Habt ihr nie darüber nachgedacht, Chemnitz zu verlassen?

Mittlerweile haben wir große Standorte überall auf der Welt. Mein Mitgründer ist damals drei Jahre nach der Staffbase-Gründung nach New York gegangen und hat dort ein zweites Office eröffnet. Jeder Investor hat uns anfangs gefragt, warum wir in Chemnitz sind. Das hat eine Zeit gedauert, bis die wirklich großen Investitionsrunden kamen. Dann war das auf einmal kein Thema mehr.

Bei euch in Sachsen ist die AfD stark. Wie denkst du darüber?
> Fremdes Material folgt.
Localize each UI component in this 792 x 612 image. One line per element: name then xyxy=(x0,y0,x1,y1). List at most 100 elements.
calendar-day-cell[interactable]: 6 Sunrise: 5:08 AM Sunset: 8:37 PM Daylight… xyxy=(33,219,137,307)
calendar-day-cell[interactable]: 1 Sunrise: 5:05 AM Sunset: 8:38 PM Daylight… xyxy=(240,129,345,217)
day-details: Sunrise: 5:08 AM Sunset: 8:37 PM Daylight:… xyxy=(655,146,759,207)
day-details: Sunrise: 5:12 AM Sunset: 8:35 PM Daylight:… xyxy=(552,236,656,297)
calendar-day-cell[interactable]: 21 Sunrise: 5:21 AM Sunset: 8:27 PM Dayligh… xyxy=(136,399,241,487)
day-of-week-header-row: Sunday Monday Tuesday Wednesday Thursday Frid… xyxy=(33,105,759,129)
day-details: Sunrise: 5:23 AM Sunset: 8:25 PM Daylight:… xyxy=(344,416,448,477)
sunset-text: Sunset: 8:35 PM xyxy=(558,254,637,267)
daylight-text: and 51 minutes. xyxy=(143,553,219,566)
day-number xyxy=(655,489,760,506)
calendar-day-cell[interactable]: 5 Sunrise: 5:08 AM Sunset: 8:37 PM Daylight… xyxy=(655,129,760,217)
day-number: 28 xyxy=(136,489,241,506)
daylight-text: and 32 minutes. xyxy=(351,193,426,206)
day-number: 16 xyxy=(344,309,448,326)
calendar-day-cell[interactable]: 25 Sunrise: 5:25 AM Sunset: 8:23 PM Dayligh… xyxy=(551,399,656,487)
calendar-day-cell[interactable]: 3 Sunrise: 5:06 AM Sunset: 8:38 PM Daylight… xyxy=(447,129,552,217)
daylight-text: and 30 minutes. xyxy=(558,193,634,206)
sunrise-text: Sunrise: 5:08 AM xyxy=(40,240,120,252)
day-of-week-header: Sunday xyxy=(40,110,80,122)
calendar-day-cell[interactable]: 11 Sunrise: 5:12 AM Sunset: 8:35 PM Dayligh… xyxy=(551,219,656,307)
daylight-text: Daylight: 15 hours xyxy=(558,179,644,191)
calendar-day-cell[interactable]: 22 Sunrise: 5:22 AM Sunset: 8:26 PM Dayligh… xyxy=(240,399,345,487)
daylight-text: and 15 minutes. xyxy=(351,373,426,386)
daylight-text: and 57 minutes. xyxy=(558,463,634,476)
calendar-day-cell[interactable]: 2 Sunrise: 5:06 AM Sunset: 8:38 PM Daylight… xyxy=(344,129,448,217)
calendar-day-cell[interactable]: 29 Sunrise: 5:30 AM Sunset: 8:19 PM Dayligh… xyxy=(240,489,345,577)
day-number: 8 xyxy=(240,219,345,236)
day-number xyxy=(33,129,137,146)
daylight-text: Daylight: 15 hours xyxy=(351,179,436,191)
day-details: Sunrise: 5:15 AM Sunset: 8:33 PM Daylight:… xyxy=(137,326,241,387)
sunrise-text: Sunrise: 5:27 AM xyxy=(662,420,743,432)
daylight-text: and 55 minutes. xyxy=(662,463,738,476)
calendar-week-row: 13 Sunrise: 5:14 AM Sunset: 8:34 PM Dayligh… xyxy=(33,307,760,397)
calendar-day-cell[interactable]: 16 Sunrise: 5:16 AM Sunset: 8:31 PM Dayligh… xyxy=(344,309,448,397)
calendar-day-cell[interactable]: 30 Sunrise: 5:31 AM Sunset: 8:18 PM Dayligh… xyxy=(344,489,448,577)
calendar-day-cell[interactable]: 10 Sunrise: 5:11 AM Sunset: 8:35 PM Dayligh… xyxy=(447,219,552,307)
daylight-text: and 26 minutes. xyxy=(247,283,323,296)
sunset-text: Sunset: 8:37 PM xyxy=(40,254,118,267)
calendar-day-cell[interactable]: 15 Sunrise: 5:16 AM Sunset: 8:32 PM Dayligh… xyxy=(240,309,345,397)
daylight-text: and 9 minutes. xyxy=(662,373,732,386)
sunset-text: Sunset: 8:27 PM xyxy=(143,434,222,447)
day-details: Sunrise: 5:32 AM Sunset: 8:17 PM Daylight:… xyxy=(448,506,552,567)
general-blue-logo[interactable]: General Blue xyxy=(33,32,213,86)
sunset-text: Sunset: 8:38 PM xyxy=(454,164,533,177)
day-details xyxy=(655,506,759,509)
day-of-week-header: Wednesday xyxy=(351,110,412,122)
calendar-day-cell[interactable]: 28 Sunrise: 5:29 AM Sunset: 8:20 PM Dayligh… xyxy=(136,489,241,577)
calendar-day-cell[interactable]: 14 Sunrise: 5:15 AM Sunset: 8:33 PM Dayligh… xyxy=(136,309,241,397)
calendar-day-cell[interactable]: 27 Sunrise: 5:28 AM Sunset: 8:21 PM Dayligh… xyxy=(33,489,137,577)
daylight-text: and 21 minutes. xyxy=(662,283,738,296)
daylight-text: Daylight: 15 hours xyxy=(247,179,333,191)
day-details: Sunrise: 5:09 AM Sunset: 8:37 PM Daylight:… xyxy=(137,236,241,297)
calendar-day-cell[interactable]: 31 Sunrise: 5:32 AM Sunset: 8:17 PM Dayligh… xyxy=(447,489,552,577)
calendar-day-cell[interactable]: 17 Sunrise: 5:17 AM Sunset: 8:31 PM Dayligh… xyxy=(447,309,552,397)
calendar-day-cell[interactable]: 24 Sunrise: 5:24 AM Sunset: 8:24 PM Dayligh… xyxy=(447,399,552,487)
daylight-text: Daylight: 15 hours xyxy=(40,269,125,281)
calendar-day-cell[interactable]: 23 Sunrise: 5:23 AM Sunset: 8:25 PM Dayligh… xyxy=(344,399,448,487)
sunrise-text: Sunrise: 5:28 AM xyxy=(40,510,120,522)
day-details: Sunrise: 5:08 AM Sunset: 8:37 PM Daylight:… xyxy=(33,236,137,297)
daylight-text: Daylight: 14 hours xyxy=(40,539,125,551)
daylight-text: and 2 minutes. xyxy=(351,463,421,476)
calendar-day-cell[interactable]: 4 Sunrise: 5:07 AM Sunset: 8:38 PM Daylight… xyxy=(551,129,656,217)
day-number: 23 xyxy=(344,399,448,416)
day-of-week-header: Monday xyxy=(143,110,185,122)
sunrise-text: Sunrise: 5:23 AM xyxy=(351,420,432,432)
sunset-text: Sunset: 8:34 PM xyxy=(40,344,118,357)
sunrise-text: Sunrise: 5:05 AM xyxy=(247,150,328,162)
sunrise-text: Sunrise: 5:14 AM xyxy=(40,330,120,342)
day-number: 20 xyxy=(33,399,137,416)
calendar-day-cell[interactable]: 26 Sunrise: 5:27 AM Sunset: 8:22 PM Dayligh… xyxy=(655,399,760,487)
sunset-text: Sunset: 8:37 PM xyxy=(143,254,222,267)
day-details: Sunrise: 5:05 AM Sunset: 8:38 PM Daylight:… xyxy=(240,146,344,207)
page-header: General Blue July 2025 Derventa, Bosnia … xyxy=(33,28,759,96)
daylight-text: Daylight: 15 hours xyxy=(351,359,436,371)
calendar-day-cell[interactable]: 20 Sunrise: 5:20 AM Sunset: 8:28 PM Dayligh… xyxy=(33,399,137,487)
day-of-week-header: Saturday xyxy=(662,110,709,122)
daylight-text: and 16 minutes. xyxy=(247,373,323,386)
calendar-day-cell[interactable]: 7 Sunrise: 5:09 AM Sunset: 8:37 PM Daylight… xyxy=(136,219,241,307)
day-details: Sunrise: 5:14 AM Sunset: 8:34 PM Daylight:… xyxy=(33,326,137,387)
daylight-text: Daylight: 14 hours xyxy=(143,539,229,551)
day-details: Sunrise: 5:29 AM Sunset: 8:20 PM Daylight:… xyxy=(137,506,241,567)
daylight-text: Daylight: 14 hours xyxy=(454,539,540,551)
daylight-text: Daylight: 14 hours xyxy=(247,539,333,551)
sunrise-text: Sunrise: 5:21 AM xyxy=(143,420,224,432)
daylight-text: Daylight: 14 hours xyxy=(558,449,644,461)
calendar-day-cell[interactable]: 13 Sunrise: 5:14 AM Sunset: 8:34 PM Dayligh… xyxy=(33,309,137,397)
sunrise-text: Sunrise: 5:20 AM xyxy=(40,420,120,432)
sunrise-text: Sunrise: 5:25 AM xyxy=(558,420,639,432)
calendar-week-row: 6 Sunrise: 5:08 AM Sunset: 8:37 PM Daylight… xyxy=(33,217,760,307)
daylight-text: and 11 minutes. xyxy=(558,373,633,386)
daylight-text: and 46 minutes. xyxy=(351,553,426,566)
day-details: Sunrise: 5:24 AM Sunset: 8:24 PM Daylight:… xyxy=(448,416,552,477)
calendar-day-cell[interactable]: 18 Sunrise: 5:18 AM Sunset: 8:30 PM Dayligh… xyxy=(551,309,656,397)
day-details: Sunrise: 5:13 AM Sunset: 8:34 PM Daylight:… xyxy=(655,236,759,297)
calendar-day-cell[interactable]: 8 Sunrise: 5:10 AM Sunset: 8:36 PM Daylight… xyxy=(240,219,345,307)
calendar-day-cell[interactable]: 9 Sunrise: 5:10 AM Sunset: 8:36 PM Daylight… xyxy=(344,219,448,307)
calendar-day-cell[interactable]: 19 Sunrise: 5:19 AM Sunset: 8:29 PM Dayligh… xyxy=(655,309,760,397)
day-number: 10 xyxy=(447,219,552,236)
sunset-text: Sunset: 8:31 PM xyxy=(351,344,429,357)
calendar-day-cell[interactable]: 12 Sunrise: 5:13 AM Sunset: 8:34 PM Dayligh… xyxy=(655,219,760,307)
Dieser Blick von oben herab auf die Menschen, die AfD wählen, geht gar nicht. Meine persönliche Meinung ist, dass die AfD rückwärtsgewandt und damit kontraproduktiv ist. Aber wir bei Staffbase machen uns stark für die Demokratie und eine offene Gesellschaft, in der jeder Platz hat – und da gehören die Wähler aller Parteien dazu.

Und wie sehen deine ausländischen Investoren das?

Die sehen, dass das kein sächsischer Trend ist. Die halbe USA wird Donald Trump wählen. Aber wenn du durch eine internationale Brille schaust, lernst du mehr Gelassenheit. Der Weltuntergang findet definitiv noch nicht statt – und das wissen auch unsere Investoren.